Cadre juridique et définition des sociétés d'exercice libéral.

Définition et caractéristiques essentielles

Une société d’exercice libéral est une structure juridique permettant à un ou plusieurs professionnels libéraux d’exercer leur activité réglementée sous forme sociétaire. Cette forme juridique présente la particularité de soumettre l’exercice de la profession à un double régime : celui de la profession libérale réglementée d’une part, et celui du droit des sociétés d’autre part.

Les caractéristiques fondamentales des SEL incluent :

  • L’exercice exclusif d’une profession libérale réglementée ou de plusieurs professions compatibles entre elles
  • La détention majoritaire du capital par des professionnels en exercice au sein de la société ou de la profession concernée
  • La soumission aux règles déontologiques et disciplinaires de la profession exercée
  • L’obligation d’inscription auprès de l’ordre professionnel ou de l’autorité de tutelle compétente

Les différentes formes de SEL applicables au secteur financier.

Le législateur a prévu que les sociétés d’exercice libéral (SEL) peuvent adopter les principales formes sociétaires du droit commun, sous réserve d’adaptations spécifiques liées à l’exercice d’une profession réglementée. Dans le secteur du conseil et des professions financières réglementées, quatre formes principales peuvent être rencontrées, chacune répondant à des logiques professionnelles et patrimoniales distinctes.

La SELARL – Société d’Exercice Libéral à Responsabilité Limitée :

La SELARL constitue la forme la plus répandue parmi les professionnels du conseil et des professions libérales réglementées. Inspirée du modèle de la SARL, elle permet de limiter la responsabilité des associés au montant de leurs apports. Cette structure est particulièrement adaptée aux petites et moyennes structures. Le capital social est librement fixé par les statuts, ce qui offre une certaine souplesse lors de la création. La société est dirigée par un ou plusieurs gérants, associés ou non, dans les conditions prévues par les statuts et les règles professionnelles applicables.

La SELAFA – Société d’Exercice Libéral à Forme Anonyme :

La SELAFA est calquée sur le modèle de la société anonyme (SA) et s’adresse principalement aux structures de taille importante. Elle nécessite un capital social minimum de 37 000 euros et au moins deux actionnaires. Sa gouvernance est plus structurée, avec soit un conseil d’administration et un directeur général, soit un directoire et un conseil de surveillance. En raison de sa complexité de fonctionnement, cette forme reste relativement peu utilisée en pratique, mais elle peut être envisagée dans des contextes spécifiques nécessitant une organisation capitalistique et institutionnelle plus élaborée.
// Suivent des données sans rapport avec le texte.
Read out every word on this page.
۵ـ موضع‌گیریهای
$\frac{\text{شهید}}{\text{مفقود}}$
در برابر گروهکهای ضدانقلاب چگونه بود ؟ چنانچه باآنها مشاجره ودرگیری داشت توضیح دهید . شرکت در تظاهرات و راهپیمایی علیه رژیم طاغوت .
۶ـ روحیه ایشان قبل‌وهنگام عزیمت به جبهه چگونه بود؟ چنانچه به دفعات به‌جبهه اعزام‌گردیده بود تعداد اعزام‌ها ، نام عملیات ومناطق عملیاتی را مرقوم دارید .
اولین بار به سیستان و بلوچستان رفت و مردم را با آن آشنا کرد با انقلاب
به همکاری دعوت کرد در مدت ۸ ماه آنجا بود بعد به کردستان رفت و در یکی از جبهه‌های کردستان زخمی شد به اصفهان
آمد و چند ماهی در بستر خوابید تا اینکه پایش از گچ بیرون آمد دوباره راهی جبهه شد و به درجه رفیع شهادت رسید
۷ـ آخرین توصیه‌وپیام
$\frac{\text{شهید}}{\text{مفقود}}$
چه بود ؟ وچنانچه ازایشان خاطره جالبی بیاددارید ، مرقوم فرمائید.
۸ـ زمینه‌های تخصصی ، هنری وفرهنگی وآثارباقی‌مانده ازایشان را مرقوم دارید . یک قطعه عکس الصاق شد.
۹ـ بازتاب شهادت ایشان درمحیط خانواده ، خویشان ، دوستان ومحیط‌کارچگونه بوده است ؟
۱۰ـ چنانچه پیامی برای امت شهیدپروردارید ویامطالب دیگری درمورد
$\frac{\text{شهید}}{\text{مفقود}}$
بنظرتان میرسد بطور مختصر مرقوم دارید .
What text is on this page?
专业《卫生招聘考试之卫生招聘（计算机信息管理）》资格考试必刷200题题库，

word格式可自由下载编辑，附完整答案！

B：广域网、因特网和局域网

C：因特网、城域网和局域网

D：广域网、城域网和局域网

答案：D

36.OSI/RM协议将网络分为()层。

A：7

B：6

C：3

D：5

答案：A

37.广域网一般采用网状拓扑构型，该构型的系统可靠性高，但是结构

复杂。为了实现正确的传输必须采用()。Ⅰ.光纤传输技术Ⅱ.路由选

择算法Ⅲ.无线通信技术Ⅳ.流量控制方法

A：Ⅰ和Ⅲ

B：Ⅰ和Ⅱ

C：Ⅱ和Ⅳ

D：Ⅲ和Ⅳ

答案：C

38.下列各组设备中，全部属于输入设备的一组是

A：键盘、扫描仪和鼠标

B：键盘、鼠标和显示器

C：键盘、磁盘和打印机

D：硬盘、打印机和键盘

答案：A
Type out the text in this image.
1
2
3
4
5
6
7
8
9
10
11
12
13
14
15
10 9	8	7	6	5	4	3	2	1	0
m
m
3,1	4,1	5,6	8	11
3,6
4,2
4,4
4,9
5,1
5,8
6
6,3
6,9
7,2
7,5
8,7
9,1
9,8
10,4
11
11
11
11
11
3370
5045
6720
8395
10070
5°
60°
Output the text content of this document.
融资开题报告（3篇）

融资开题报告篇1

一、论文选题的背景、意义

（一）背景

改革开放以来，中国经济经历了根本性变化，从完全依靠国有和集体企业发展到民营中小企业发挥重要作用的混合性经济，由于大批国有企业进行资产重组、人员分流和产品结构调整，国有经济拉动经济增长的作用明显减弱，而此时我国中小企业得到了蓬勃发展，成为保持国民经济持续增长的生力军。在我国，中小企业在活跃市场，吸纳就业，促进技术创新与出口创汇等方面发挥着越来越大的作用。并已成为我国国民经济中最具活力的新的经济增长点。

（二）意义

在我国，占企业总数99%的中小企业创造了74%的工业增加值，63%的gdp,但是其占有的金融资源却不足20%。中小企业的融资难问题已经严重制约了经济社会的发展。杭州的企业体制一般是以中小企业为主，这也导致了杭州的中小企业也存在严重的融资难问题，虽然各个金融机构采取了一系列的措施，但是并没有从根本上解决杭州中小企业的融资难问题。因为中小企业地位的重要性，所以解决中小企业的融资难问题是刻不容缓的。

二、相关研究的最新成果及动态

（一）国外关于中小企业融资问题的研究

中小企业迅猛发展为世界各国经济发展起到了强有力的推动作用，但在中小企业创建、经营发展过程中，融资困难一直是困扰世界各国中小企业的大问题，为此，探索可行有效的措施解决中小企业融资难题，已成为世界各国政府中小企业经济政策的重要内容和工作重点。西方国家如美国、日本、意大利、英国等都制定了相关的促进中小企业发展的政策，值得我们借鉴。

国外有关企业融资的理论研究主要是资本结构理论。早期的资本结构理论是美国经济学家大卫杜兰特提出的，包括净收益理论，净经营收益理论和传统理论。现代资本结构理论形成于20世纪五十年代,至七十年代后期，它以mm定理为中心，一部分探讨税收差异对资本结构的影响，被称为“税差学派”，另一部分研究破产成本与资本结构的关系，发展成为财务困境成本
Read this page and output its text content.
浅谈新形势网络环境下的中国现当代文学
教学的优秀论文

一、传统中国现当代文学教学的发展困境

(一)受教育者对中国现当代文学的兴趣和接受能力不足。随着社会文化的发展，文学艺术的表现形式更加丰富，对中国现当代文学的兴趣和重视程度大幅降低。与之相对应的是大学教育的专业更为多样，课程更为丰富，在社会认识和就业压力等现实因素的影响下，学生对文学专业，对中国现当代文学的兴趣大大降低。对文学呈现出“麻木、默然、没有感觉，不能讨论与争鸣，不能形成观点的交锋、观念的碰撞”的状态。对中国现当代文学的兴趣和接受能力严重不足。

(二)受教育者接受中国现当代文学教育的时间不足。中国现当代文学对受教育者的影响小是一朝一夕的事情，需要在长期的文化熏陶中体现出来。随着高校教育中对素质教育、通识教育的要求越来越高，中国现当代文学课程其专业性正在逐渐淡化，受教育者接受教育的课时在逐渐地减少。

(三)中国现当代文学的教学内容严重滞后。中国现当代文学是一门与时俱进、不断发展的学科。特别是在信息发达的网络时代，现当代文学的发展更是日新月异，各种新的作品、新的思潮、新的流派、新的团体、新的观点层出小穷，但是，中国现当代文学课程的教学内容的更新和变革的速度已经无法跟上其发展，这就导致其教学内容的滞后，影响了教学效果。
La SELAS – Société d’Exercice Libéral par Actions Simplifiée :

La SELAS se distingue par une grande liberté statutaire. Aucun capital social minimum n’est imposé et l’organisation de la gouvernance peut être largement adaptée aux besoins des associés. Cette souplesse en fait une forme particulièrement appréciée pour structurer des pactes d’associés, organiser l’entrée ou la sortie progressive d’associés, ou préparer la transmission de l’activité. Elle connaît un développement croissant au sein des professions libérales réglementées.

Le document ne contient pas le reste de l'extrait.